Fuji Film Comparison

Fuji films comparison. Velvia, Astia, Pro 160S, Acros.I don’t know the numbers, but Fuji films surely dominate the market especially with nature and landscape photographers. Fuji Velvia was first introduced in 1990, and quickly rose to become the staple film in the bags of most outdoor photographers. However, things have changed. Rarely do publishers request original transparencies as digital files are now the preferred and easier medium by which to deliver images. Further, for those photographers whose primary output is the fine print, Velvia has hardly ever been the best choice – largely due to its high contrast and limited exposure latitude. So what Fuji film should you consider if the fine print is your primary goal? I’d suggest Astia or Pro 160S for color, and Acros for black and white. Like Velvia, Astia is a transparency (slide) film, while Pro 160S is color negative and Acros is black & white negative. All three of these films provide greater exposure latitude than Velvia; scan more easily; and due to their more neutral color palettes (excluding Acros, of course) provide greater flexibility in interpreting the scan for the print. Any color film can be made to look like Velvia.

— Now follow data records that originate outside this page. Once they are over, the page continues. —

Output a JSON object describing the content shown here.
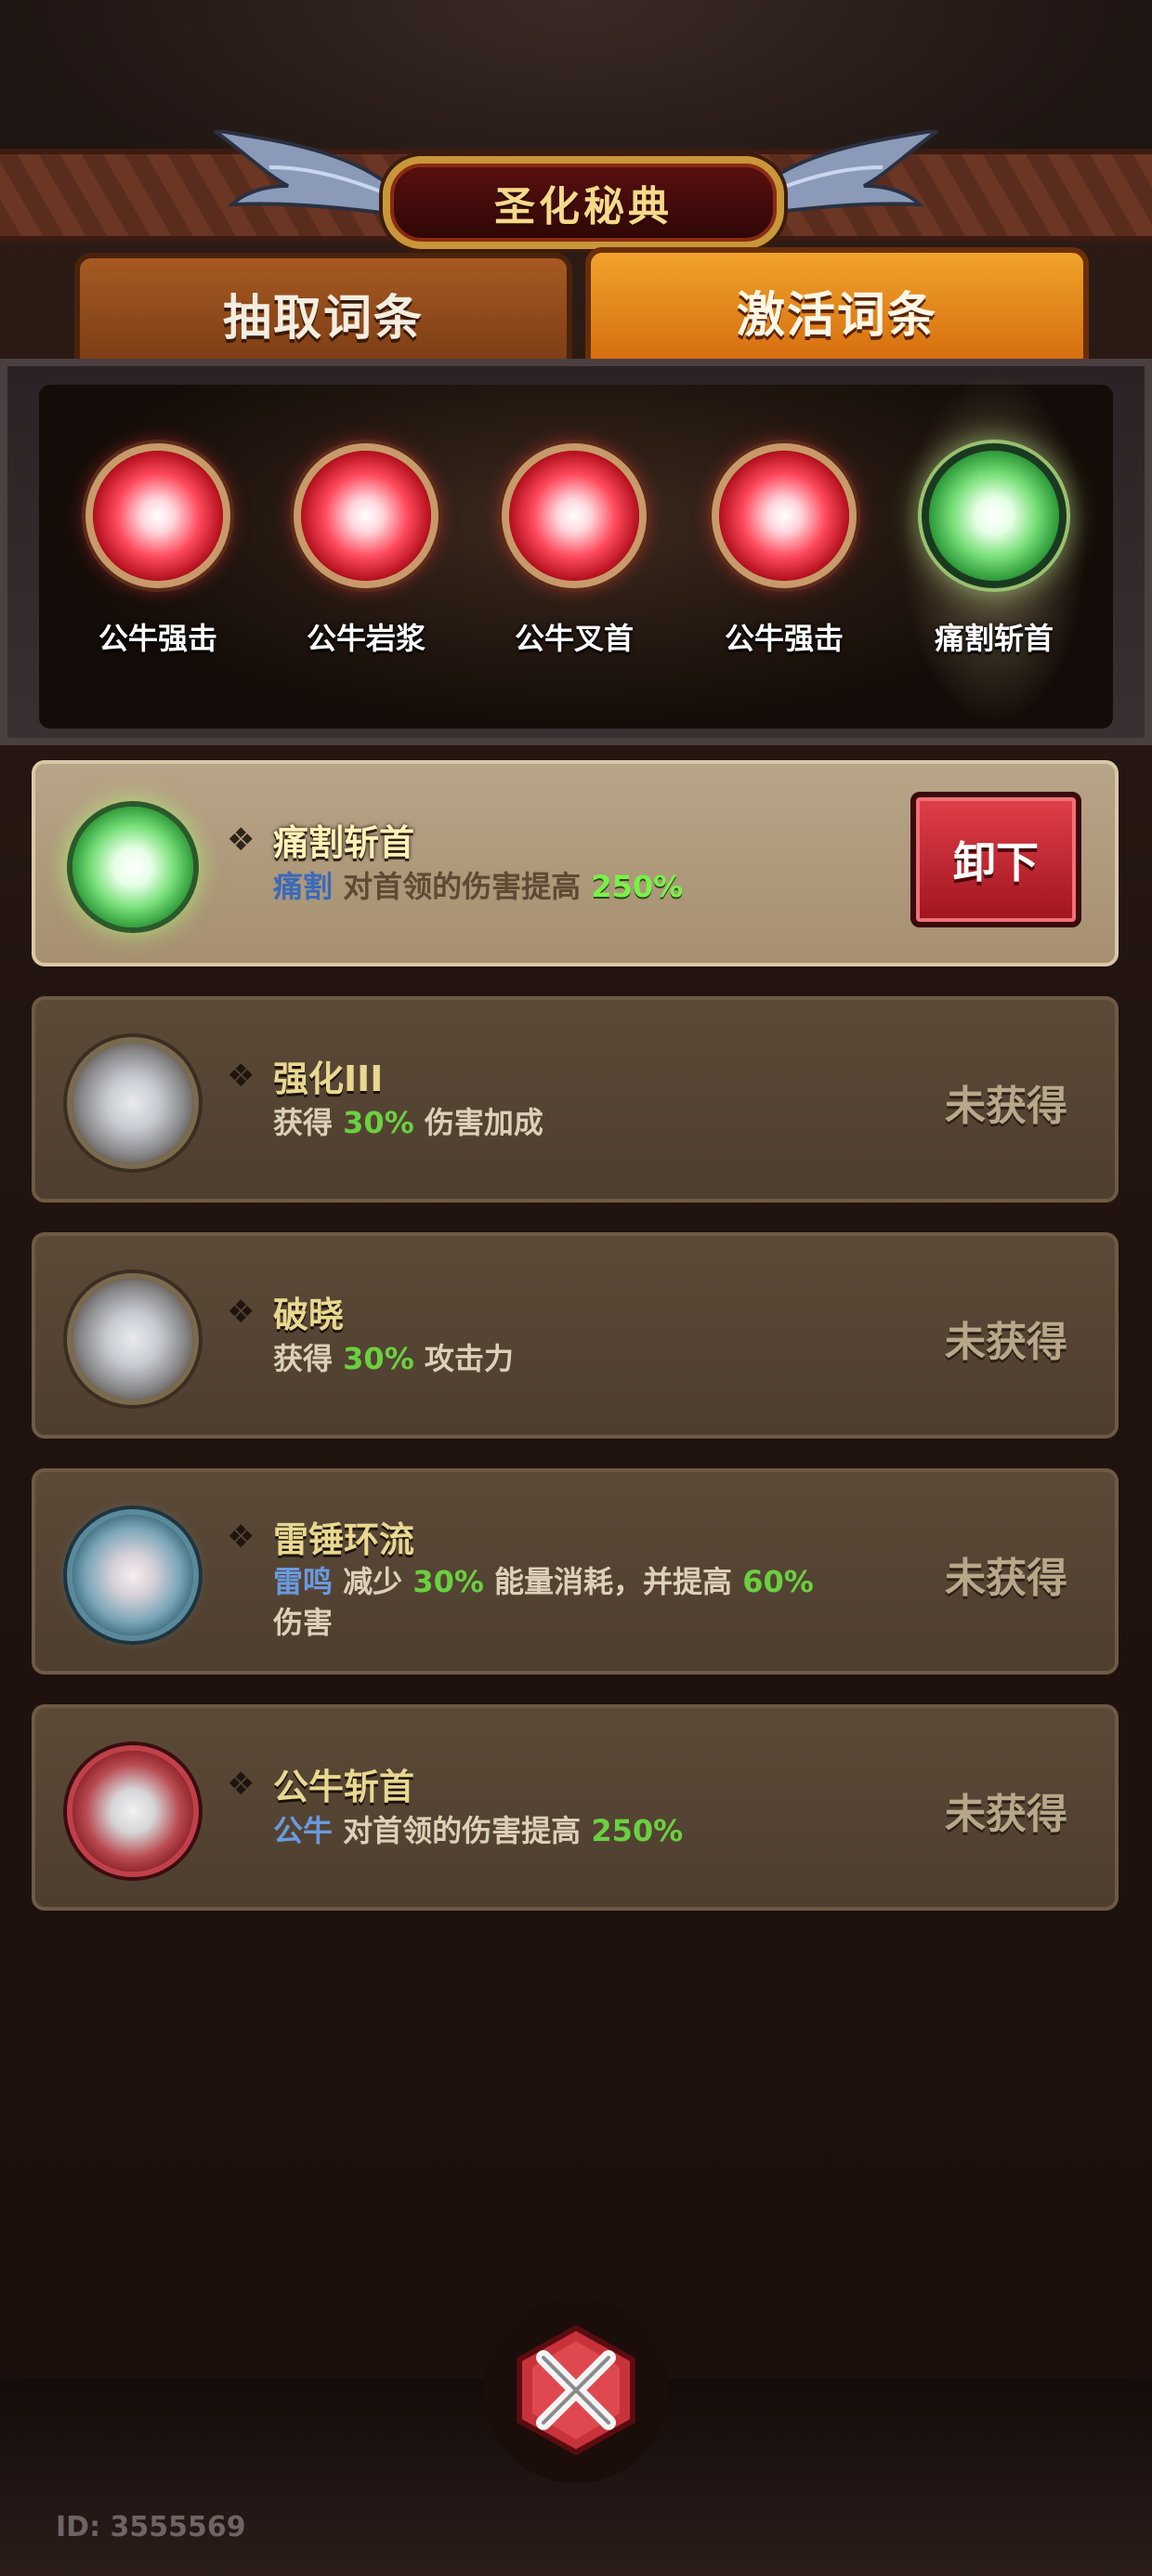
{
  "header": {
    "title": "圣化秘典"
  },
  "tabs": [
    {
      "label": "抽取词条",
      "active": false
    },
    {
      "label": "激活词条",
      "active": true
    }
  ],
  "slots": [
    {
      "label": "公牛强击",
      "orb_color": "red"
    },
    {
      "label": "公牛岩浆",
      "orb_color": "red"
    },
    {
      "label": "公牛叉首",
      "orb_color": "red"
    },
    {
      "label": "公牛强击",
      "orb_color": "red"
    },
    {
      "label": "痛割斩首",
      "orb_color": "green",
      "highlighted": true
    }
  ],
  "cards": [
    {
      "name": "痛割斩首",
      "orb_color": "green",
      "state": "equipped",
      "desc_prefix": "痛割",
      "desc_mid": "对首领的伤害提高",
      "desc_value": "250%",
      "action_label": "卸下"
    },
    {
      "name": "强化III",
      "orb_color": "gray",
      "state": "locked",
      "desc_prefix": "获得",
      "desc_value": "30%",
      "desc_suffix": "伤害加成",
      "status_label": "未获得"
    },
    {
      "name": "破晓",
      "orb_color": "gray",
      "state": "locked",
      "desc_prefix": "获得",
      "desc_value": "30%",
      "desc_suffix": "攻击力",
      "status_label": "未获得"
    },
    {
      "name": "雷锤环流",
      "orb_color": "blue",
      "state": "locked",
      "desc_tag": "雷鸣",
      "desc_mid": "减少",
      "desc_value": "30%",
      "desc_mid2": "能量消耗，并提高",
      "desc_value2": "60%",
      "desc_suffix": "伤害",
      "status_label": "未获得"
    },
    {
      "name": "公牛斩首",
      "orb_color": "red",
      "state": "locked",
      "desc_tag": "公牛",
      "desc_mid": "对首领的伤害提高",
      "desc_value": "250%",
      "status_label": "未获得"
    }
  ],
  "bullet_glyph": "❖",
  "footer": {
    "player_id": "ID: 3555569"
  },
  "colors": {
    "accent_orange": "#d46a0e",
    "unequip_red": "#c02a34",
    "highlight_green": "#6ee040",
    "tag_blue": "#3a6ab8"
  }
}
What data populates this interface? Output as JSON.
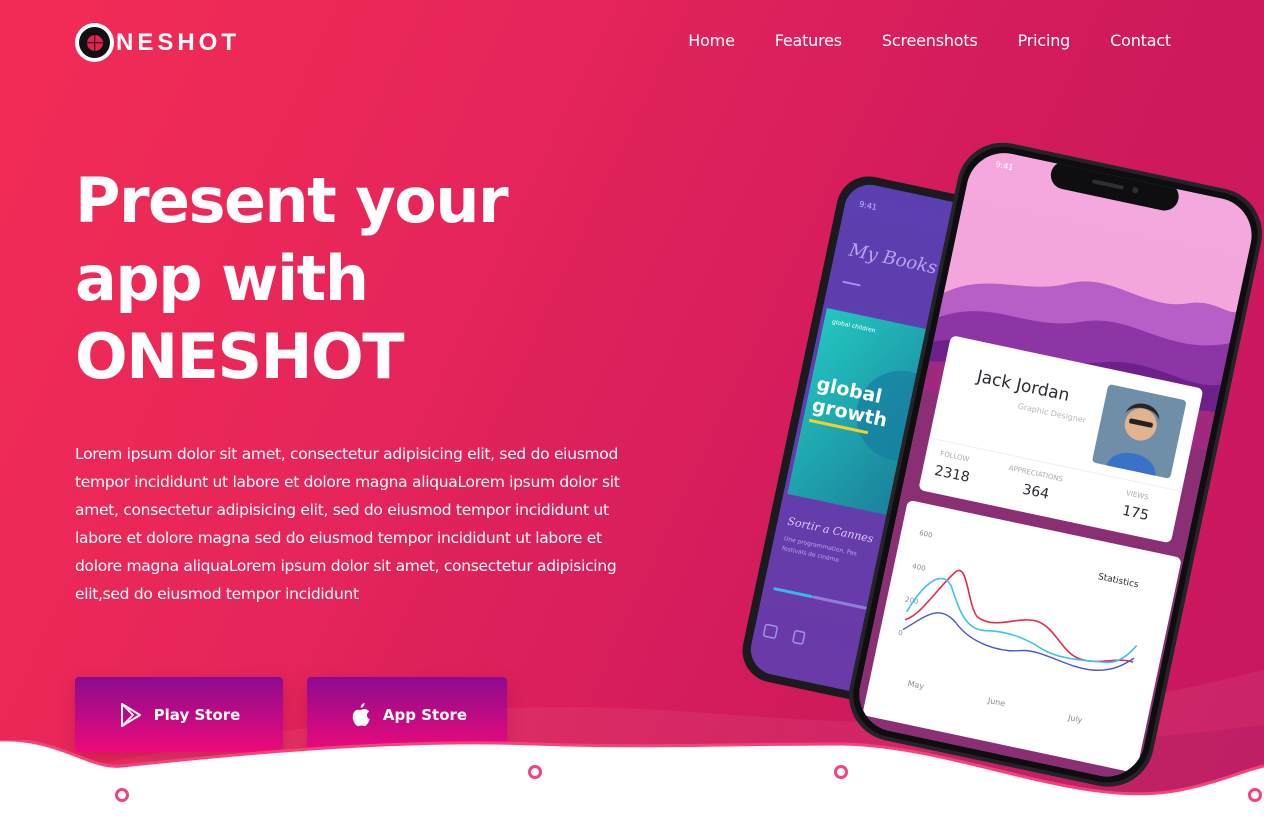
{
  "brand": {
    "logo_text": "NESHOT",
    "logo_icon": "target-logo-icon"
  },
  "nav": {
    "items": [
      {
        "label": "Home"
      },
      {
        "label": "Features"
      },
      {
        "label": "Screenshots"
      },
      {
        "label": "Pricing"
      },
      {
        "label": "Contact"
      }
    ]
  },
  "hero": {
    "title_lines": [
      "Present your",
      "app with",
      "ONESHOT"
    ],
    "description": "Lorem ipsum dolor sit amet, consectetur adipisicing elit, sed do eiusmod tempor incididunt ut labore et dolore magna aliquaLorem ipsum dolor sit amet, consectetur adipisicing elit, sed do eiusmod tempor incididunt ut labore et dolore magna sed do eiusmod tempor incididunt ut labore et dolore magna aliquaLorem ipsum dolor sit amet, consectetur adipisicing elit,sed do eiusmod tempor incididunt",
    "play_store_label": "Play Store",
    "app_store_label": "App Store"
  },
  "phone_back": {
    "time": "9:41",
    "title": "My Books",
    "book_title_1": "global",
    "book_title_2": "growth",
    "book_tag": "global children",
    "card_title": "Sortir a Cannes",
    "card_sub_1": "Une programmation. Pas",
    "card_sub_2": "festivals de cinéma"
  },
  "phone_front": {
    "time": "9:41",
    "profile": {
      "name": "Jack Jordan",
      "role": "Graphic Designer"
    },
    "stats": [
      {
        "label": "FOLLOW",
        "value": "2318"
      },
      {
        "label": "APPRECIATIONS",
        "value": "364"
      },
      {
        "label": "VIEWS",
        "value": "175"
      }
    ],
    "chart": {
      "title": "Statistics",
      "y_ticks": [
        "600",
        "400",
        "200",
        "0"
      ],
      "x_ticks": [
        "May",
        "June",
        "July"
      ]
    }
  },
  "colors": {
    "bg_start": "#f32c55",
    "bg_end": "#c8175f",
    "button_top": "#8c0b8f",
    "button_bottom": "#ec0a7a",
    "line_red": "#e8294f",
    "line_blue": "#3cc4ea"
  }
}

Take a look at the photo of the Fuji film comparison. Please note that this has been converted to the sRGB color space (which is a much smaller color gamut than wide-gamut Adobe RGB). Also note that this has been downsized for web display to 72ppi (a far cry from printing resolution). These two facts hamper the accuracy of this image, but what is not hampered is the obvious gains in the shadows made by using Astia or Pro 160S. Note that the transparency films (Velvia and Astia) have only been scanned and color corrected to match the transparency (no contrast adjustments). The Pro 160S (rated at ISO 100 and processed normally) has been scanned and color corrected to most closely match the transparency films. Acros has only been scanned and has NO adjustments. Fuji Velvia may appear the most colorful, but have a look at those difficult shadows; your scanner is not going to like them!

Velvia may look pretty impressive on your lightbox, but if the fine print is your primary medium, you’ll be better served using Astia or Pro 160S.

I welcome your comments!

You are visiting the blog of fine art photographer Michael E. Gordon. For additional photos and information, please visit his official website.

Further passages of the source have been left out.